In 2017, Truax caused a big upset in London when he defeated James DeGale who then got his revenge in Vegas the following year but I don't see him causing Plant any serious problems.
Plant is one of my favourite fighters to watch at the moment and after a win here he will no doubt be looking for the big one against superstar and pound for pound No.1 Canelo Alvarez.
For me, Plant is the guy who gives Canelo the toughest fight at super-middleweight - it's one I'd love to see happen.
World-ranked super-featherweight Zelfa Barrett has been matched with my old rival Kiko Martinez next month in what could be a very intriguing fight.
Barrett is defending his IBF intercontinental title and will be hoping to push towards a world title shot this year and I think Kiko will offer a very good test for him.
Eric Donovan was giving Barrett quite a few problems before he got stopped and Kiko's style could make it uncomfortable for him. Kiko's harder to hit clean than some might think.
Moving up to super-feather may be an issue for Kiko but I still think we'll find out a bit more about Barrett after this one on February 13.
I'm delighted to see that Anto Cacace is defending his British super-featherweight title on the undercard of my world title fight with Jamel Herring next month. This should be the start of a big year for Anto.

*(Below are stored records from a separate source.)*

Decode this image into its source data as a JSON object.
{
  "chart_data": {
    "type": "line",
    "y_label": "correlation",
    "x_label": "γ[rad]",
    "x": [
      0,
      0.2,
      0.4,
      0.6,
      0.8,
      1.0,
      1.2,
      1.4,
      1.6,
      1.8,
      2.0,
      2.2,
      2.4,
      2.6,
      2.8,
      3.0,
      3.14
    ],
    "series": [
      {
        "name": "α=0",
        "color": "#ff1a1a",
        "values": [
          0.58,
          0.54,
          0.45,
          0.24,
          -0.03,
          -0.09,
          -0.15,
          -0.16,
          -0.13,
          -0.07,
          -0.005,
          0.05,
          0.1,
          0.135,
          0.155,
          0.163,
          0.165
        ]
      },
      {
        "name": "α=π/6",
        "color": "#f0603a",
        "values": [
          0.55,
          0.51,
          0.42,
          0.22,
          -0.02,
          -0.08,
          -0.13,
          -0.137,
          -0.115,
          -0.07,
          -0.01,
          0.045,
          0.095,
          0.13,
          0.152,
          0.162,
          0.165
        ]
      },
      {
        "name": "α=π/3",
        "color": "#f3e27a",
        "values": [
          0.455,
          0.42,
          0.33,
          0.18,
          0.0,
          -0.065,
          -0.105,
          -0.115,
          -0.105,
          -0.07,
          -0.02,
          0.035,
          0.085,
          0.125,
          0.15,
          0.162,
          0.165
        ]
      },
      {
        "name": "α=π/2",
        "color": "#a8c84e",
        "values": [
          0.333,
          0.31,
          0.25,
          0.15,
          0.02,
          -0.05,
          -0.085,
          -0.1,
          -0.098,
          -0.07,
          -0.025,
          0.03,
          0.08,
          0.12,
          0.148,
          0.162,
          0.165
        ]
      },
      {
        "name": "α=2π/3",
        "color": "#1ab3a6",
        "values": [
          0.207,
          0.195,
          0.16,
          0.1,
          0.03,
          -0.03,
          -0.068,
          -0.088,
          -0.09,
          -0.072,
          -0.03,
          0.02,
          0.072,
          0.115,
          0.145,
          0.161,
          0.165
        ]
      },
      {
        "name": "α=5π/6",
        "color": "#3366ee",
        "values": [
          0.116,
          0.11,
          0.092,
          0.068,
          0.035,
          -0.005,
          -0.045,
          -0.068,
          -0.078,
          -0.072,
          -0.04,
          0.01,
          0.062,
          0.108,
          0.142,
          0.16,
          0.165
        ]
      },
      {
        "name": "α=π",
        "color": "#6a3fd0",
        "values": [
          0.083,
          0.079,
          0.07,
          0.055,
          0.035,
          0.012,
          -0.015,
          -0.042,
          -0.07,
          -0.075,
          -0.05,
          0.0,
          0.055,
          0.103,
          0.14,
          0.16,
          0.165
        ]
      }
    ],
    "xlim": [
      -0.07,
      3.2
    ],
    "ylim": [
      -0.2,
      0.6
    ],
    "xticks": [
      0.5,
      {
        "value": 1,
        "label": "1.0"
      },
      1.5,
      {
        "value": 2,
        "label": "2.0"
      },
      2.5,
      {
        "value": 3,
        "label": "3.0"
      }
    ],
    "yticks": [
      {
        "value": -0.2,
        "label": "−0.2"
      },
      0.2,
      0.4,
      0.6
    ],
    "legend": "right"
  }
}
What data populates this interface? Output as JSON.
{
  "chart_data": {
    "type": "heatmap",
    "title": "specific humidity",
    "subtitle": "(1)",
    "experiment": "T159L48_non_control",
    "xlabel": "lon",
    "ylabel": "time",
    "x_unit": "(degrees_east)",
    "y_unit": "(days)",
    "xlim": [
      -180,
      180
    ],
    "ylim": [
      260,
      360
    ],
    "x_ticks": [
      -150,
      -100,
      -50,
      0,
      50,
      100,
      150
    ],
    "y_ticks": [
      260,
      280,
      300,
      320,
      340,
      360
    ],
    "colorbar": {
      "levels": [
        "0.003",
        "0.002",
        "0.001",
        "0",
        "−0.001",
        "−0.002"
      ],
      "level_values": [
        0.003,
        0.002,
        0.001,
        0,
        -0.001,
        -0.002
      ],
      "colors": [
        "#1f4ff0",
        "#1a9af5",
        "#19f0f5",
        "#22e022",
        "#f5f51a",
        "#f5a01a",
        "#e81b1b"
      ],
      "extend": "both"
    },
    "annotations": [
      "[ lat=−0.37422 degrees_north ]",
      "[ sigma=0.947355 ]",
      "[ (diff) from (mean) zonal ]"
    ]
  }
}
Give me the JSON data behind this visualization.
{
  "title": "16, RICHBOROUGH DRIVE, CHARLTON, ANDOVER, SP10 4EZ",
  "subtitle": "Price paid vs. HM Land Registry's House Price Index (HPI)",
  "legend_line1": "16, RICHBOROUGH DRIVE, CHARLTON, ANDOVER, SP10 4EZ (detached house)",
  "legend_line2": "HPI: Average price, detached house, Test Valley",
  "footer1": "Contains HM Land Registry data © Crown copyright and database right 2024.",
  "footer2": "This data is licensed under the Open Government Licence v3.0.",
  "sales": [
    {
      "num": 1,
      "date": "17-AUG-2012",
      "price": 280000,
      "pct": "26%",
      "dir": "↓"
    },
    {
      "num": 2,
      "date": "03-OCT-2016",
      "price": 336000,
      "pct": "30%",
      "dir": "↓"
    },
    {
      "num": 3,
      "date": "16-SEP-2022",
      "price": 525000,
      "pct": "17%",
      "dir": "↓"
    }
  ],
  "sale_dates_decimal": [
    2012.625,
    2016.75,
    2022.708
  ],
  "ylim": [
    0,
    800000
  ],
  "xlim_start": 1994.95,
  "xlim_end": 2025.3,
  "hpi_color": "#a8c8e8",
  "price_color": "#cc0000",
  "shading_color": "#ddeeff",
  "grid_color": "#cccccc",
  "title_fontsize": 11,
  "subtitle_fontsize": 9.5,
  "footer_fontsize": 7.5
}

We came through the amateur ranks together and I know that Anto has the potential to go a long way in the sport. He's defending against Leon Woodstock and when he comes through that I'd like to see him in a fight that leads to a world title shot.
There's no point in Anto hanging around domestic level, he needs to be looking at the world scene and start calling out some of the top guys in the division. He's pretty laid back but in every way he needs to really start making his case heard for some big pay days.
I was very disappointed to see that former world light-heavyweight champion Sergey Kovalev had failed a drugs test. But was I shocked to hear of another fighter being caught out? No.
Now he has been caught, it sadly casts a dark shadow over the rest of what had been a great career. It's disheartening to hear of such a top fighter failing a test and, sadly, it does make you wonder just how many more are not being caught.
I've said it before and I'll say it again, the testing has to be ramped up if we are going to rid the sport - as best we can - of drug cheats.